Assisting in designing this smooth flow, adds Anderson, was contractor/engineer Shambaugh & Son (Fort Wayne, IN). That company provided the plant layout shown on page 38.

Horizontal-motion conveyors

Product flow into the packaging room is also improved through the use of FastBack(TM) horizontal-motion conveyors. Supplied by Heat and Control, these conveyors transport product to whichever bagging machines are appropriate. Each FastBack module consists of a stationary drive and a stainless-steel pan measuring 2' across and as much as 25' in length. Housing a cylindrical gear motor, the stationary drive unit causes the pan to stroke forward slowly and then back quickly. This causes product to advance on the forward stroke but not be drawn back by the reverse stroke. Says Anderson of the conveyor's back stroke, "I like to think of it as ripping the tablecloth out from under the dishes without disturbing any dishes.

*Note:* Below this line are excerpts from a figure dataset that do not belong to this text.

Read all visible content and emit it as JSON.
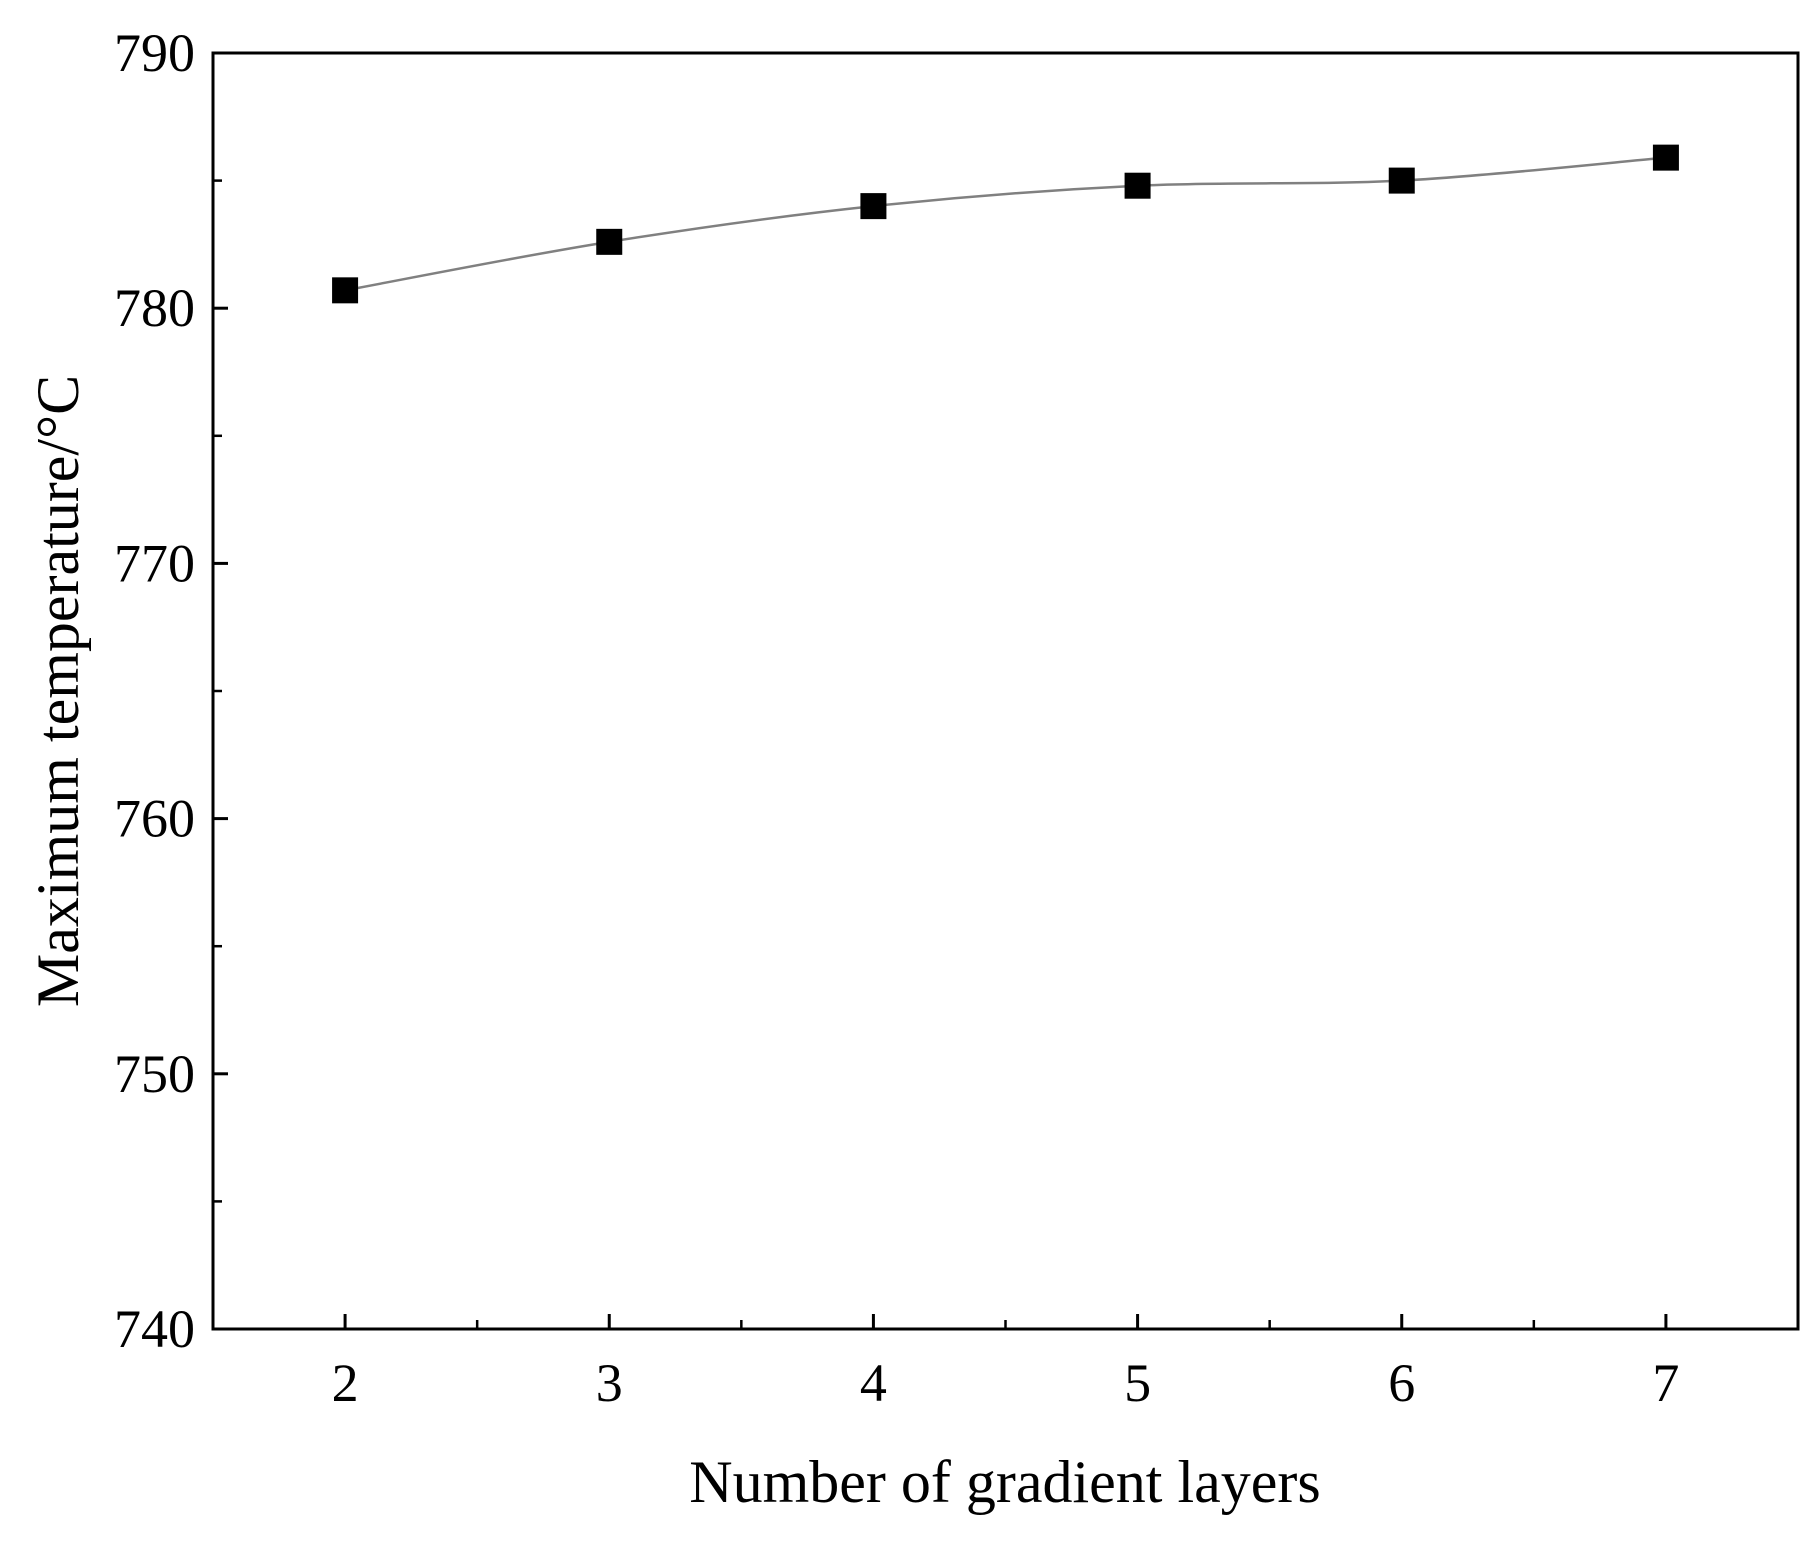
{
  "chart_data": {
    "type": "line",
    "title": "",
    "xlabel": "Number of gradient layers",
    "ylabel": "Maximum temperature/°C",
    "x": [
      2,
      3,
      4,
      5,
      6,
      7
    ],
    "x_tick_labels": [
      "2",
      "3",
      "4",
      "5",
      "6",
      "7"
    ],
    "y_tick_labels": [
      "740",
      "750",
      "760",
      "770",
      "780",
      "790"
    ],
    "xlim": [
      1.5,
      7.5
    ],
    "ylim": [
      740,
      790
    ],
    "y_major_ticks": [
      740,
      750,
      760,
      770,
      780,
      790
    ],
    "y_minor_ticks": [
      745,
      755,
      765,
      775,
      785
    ],
    "series": [
      {
        "values": [
          780.7,
          782.6,
          784.0,
          784.8,
          785.0,
          785.9
        ],
        "marker": "square",
        "marker_color": "#000000",
        "line_color": "#808080"
      }
    ],
    "grid": false,
    "legend": "none"
  }
}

"Vibratory conveyors shake too much of the salt off the pretzels," he continues. "Also, they're typically belt conveyors of some kind, and compared to stainless-steel pans, belts are so much more difficult to clean. Besides, fabric belts wear over time, and the stainless steel doesn't."

Pretzels' new plant uses 80 of these FastBack modules, both distribution conveyors and cross feeders, all linked together as shown in the floor plan on page 38. In the section marked A, for example, two FastBack distribution conveyors run side by side from west to east. The northern one might carry cheese curls and the southern one artificial popcorn.

Below and perpendicular to these distribution conveyors are the FastBack cross feeders. Each delivers product from the distribution conveyors to the combination scales. If scales one, two and three are pegged for cheese curls, gates in the northern distribution conveyor will open at cross-feed conveyor one, two and three to drop the product on demand. Gates one, two and three in the southern distribution conveyor will remain closed so that the artificial popcorn will be carried forward to gates that drop the popcorn into cross-feed conveyors four and five.

One key benefit the company now enjoys that it didn't have before the fire is adequate surge capacity. This is important when there are stoppages at the baggers, due to either mechanical problems or because packaging film has to be replaced. When a stoppage occurs, the last thing the company wants to do is slow down or stop the extruders or ovens because that jeopardizes product consistency and quality.